Bize Süfyan b. Vekî, ona babası (Vekî), ona Süfyan (es-Sevrî), ona Asım b. Ubeydullah, ona Salim, ona da İbn Ömer, Hz. Ömer'in şöyle dediğini rivayet etmiştir: "Umre için Rasulullah’tan (sav) izin istediğimde, Hz. Peygamber (sav) 'Kardeşim, duana bizi de ortak et, bizi unutma' buyurdu." [Ebu İsa (Tirmizî), bu hadisin hasen-sahih olduğunu söylemiştir.]

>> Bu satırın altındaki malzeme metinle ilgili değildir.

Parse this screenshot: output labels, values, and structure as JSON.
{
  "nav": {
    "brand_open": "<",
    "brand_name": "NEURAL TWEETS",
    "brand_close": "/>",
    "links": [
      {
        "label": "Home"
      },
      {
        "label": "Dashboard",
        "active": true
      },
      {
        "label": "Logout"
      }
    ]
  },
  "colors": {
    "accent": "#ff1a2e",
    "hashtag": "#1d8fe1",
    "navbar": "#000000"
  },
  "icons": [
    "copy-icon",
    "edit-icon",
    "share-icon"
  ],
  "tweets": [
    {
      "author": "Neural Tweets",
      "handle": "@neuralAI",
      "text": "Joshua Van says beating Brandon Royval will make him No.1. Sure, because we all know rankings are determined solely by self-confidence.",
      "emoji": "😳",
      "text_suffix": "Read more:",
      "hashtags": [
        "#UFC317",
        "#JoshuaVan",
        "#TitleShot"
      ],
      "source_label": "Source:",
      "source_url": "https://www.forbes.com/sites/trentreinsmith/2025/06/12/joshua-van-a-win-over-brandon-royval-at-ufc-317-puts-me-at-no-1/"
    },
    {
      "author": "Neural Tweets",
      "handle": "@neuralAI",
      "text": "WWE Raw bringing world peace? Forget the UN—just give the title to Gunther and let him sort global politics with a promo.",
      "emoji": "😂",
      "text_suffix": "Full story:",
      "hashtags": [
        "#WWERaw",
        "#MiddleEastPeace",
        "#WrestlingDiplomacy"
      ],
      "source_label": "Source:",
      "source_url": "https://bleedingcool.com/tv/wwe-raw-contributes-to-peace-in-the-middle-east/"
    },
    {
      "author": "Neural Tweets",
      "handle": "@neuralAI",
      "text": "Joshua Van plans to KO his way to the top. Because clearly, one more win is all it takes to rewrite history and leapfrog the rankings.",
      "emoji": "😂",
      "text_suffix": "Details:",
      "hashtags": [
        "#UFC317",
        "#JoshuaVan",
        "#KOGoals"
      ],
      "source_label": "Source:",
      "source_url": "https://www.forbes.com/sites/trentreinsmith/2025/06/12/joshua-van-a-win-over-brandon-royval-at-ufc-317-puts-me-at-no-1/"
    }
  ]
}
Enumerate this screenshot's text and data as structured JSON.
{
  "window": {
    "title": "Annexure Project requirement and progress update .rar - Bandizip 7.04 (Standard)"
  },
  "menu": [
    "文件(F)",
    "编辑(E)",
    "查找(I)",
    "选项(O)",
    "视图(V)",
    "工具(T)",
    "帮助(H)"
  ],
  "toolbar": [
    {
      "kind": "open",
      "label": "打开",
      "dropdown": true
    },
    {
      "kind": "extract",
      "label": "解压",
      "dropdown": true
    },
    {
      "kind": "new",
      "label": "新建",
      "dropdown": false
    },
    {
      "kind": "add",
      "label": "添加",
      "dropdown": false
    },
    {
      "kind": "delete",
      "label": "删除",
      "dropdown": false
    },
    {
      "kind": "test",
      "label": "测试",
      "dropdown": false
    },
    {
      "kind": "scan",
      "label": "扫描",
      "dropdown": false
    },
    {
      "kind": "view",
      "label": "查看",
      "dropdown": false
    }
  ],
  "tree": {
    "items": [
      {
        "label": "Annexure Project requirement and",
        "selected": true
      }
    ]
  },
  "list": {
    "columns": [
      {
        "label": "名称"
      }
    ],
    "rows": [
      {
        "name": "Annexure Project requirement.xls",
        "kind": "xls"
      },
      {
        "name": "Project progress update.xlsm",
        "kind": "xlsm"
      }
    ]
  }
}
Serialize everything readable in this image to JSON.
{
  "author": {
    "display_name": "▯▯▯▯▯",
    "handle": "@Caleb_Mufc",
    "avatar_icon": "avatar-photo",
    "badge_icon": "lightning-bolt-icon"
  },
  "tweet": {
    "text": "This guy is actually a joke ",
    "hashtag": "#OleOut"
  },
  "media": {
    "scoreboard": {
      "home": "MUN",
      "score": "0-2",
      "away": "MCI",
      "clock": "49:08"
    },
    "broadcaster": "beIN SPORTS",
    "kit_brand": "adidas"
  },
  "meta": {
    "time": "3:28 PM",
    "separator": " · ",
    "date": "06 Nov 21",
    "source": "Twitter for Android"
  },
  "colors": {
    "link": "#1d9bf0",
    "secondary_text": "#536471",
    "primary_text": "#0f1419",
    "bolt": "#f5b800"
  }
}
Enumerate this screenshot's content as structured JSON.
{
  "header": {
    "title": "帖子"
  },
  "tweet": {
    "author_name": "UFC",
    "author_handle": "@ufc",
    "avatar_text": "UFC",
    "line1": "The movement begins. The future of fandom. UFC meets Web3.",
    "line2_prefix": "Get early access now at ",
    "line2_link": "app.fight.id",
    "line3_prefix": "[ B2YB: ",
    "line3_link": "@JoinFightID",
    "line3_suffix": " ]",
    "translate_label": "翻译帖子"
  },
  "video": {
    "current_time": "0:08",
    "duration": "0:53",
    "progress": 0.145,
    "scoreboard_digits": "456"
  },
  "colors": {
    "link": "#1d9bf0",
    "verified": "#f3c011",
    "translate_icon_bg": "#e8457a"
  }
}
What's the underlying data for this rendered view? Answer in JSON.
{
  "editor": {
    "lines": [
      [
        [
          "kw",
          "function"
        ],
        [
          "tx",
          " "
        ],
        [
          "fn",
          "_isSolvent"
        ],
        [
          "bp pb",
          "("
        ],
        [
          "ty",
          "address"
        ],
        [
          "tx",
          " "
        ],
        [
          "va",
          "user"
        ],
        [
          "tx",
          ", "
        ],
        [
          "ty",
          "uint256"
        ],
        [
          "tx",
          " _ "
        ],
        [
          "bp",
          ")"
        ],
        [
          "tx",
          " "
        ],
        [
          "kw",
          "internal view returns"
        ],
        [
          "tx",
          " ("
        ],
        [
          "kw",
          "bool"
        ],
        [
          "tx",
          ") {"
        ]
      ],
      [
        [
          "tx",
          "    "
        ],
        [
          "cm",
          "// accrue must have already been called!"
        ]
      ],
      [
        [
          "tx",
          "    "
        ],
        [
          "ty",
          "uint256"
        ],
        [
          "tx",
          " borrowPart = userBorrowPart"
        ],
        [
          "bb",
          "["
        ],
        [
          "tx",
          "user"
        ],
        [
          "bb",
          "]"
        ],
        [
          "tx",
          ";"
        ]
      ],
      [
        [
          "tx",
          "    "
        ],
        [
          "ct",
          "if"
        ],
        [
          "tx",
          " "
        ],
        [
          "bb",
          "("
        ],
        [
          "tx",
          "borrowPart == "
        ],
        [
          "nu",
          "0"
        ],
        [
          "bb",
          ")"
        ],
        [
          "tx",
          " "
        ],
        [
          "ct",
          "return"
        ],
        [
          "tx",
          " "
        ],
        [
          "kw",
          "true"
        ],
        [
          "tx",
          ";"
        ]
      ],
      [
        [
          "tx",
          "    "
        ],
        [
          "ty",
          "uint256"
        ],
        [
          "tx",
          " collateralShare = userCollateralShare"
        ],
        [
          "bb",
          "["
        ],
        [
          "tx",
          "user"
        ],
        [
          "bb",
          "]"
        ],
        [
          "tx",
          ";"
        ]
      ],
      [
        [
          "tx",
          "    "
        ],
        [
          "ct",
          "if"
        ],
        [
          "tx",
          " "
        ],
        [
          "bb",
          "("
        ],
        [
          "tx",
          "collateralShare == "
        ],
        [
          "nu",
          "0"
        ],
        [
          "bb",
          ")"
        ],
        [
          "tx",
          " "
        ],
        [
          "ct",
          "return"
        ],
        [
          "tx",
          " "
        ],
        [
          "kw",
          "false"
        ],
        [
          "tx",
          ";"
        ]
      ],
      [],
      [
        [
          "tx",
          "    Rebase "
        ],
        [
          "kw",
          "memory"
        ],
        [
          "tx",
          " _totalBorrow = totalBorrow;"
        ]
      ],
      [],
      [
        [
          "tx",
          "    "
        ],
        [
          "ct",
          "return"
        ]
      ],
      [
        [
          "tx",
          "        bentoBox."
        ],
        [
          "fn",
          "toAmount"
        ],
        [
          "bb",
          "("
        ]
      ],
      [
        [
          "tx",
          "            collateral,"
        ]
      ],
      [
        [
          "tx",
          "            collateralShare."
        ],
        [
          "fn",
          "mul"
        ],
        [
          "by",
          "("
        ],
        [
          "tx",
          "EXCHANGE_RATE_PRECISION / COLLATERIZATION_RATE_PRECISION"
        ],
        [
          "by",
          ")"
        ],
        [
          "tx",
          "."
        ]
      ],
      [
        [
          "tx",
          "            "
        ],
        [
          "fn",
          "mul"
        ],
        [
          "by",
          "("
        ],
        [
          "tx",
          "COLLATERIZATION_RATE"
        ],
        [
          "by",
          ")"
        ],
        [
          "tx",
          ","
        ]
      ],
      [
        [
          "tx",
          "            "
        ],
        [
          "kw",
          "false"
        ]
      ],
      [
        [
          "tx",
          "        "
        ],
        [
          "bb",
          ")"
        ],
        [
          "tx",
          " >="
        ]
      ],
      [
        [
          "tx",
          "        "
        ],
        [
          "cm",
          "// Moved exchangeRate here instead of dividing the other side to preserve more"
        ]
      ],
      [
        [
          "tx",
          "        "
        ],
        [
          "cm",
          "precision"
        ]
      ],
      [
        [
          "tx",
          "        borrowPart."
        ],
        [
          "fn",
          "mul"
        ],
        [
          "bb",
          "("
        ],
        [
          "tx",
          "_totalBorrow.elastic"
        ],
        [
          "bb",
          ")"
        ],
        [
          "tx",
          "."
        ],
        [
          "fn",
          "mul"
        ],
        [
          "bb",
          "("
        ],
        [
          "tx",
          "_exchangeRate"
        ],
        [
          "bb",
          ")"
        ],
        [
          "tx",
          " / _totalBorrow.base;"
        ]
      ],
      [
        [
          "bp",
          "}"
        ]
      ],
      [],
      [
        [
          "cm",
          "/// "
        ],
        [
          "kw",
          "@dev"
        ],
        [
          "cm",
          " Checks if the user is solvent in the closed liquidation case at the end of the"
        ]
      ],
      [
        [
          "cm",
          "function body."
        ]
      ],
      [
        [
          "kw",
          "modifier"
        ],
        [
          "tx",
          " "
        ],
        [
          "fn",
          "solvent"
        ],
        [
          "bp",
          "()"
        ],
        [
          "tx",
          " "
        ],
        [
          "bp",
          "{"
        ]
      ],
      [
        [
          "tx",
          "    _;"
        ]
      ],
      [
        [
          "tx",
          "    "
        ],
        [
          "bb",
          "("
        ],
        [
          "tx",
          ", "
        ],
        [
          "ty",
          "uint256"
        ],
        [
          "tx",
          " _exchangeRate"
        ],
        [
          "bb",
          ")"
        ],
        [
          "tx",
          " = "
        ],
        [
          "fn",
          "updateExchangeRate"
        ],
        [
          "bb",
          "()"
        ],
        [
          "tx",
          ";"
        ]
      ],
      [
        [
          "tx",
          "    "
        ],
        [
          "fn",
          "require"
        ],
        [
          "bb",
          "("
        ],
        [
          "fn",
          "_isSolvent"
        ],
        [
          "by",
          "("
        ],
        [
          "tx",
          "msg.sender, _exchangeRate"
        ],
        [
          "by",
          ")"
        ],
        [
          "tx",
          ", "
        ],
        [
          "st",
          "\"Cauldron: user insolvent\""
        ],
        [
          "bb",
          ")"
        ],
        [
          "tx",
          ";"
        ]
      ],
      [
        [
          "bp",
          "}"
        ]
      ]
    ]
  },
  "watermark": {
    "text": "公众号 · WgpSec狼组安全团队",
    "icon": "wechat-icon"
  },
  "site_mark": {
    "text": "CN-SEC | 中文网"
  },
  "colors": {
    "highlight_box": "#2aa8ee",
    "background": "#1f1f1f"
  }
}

Bize Abdullah b. Mesleme, ona Malik, ona İbn Şihâb, ona Urve b. Zübeyr, ona Hz. Peygamber'in (sav) eşi Aişe (ra) şöyle söylemiştir: Veda haccı için Nebi (sav) ile birlikte yola çıktık, bir umre yapmak üzere ihrama girdik. Nebi (sav): "Beraberinde kurbanlık bulunan kimseler, umre ile birlikte hac yapmak niyetiyle telbiye getirip ihrama girsin. Sonra her ikisini de tamamlayıp ihramdan çıkma vakti gelinceye kadar da ihramdan çıkmasın" buyurdu. Mekke'ye geldiğimde hayız (regl) olmuştum. Ne Beyt'i tavaf edebildim ne de Safa ile Merve arasında sa'y yaptım. Bundan dolayı Allah Resulüne (sav) durumumu arz ederek rahatsızlığımı bildirdim. Bunun üzerine O şöyle dedi: "Saçlarını çöz, taran, hac niyetiyle ihrama gir ve umreyi bırak." Ben de böyle yaptım. Haccımızı bitirdikten sonra Nebi (sav) beni Ebu Bekir Sıddık'ın oğlu (kardeşim) Abdurrahman ile Tenim'e gönderdi ve umre yaptım. Allah Rasulü de: "İşte bu, senin (niyet ettiğin) o umren yerine geçti" buyurdu. Aişe dedi ki: Umre niyetiyle ihrama girmiş olanlar Beyt'i tavaf edip, Safa ile Merve arasında sa'y yaptıktan sonra ihramdan çıktılar. Daha sonra da Mina'dan döndükten sonra bir tavaf yaptılar. Hac ile umreyi birlikte (kıran haccı) niyet edenler ise sadece bir tavaf yaptılar.
Bize Muhammed b. Müsennâ, ona Yahya, ona Hişâm, ona babası (Urve b. Zübeyr), ona da Aişe şöyle söylemiştir: Bizler Hz. Peygamber (sav) ile birlikte Zilhicce ayının sonun doğru Medine'den yola çıktık. Hz. Peygamber (sav): "Kim umre niyetiyle ihrama girmek isterse ihrama girip telbiye getirsin. Hac niyetiyle ihrama girip telbiye getirmek isteyen de hac niyetiyle ihrama girip telbiye etsin. Ben eğer kurbanlık getirmemiş olsaydım umre niyetiyle ihrama girip telbiye getirirdim." buyurdu. Bunun üzerine ashabından bazıları umre niyetiyle ihrama girip telbiye getirdi, bazıları da hac niyetiyle ihrama girip telbiye getirdi. Ben de umre niyetiyle ihrama girip telbiye getirenlerdim. Ben, Mekke'ye girmeden önce hayız oldum. Hayızlıyken de arefe günü gelip çattı. Ben durumumu Hz. Peygamber'e (sav) arz edip söyledim. Peygamber: "Umreni bırak, başının saç örgülerini çöz, taran ve hac niyetiyle ihrama girip telbiye getir!" buyurdu. Ben de öyle yaptım. Nihayet (hac bitince) Muhassab'da kaldığımız gecede Hz. Peygamber (sav), (Kardeşim) Abdurrahman'ı, benimle birlikte Tenîm'e yolladı. Abdurrahman, Aişe'yi bineğinin arka tarafına bindirip götürdü. Aişe orada daha önce başladığı umresinin yerine, yeni bir umre niyetiyle ihrama girip telbiye getirdi. Böylece Allah Aişe'nin haccını ve umresini kabul etti. Bu umreden dolayı kefaret olarak kurban, sadaka ve oruç da gerekmedi.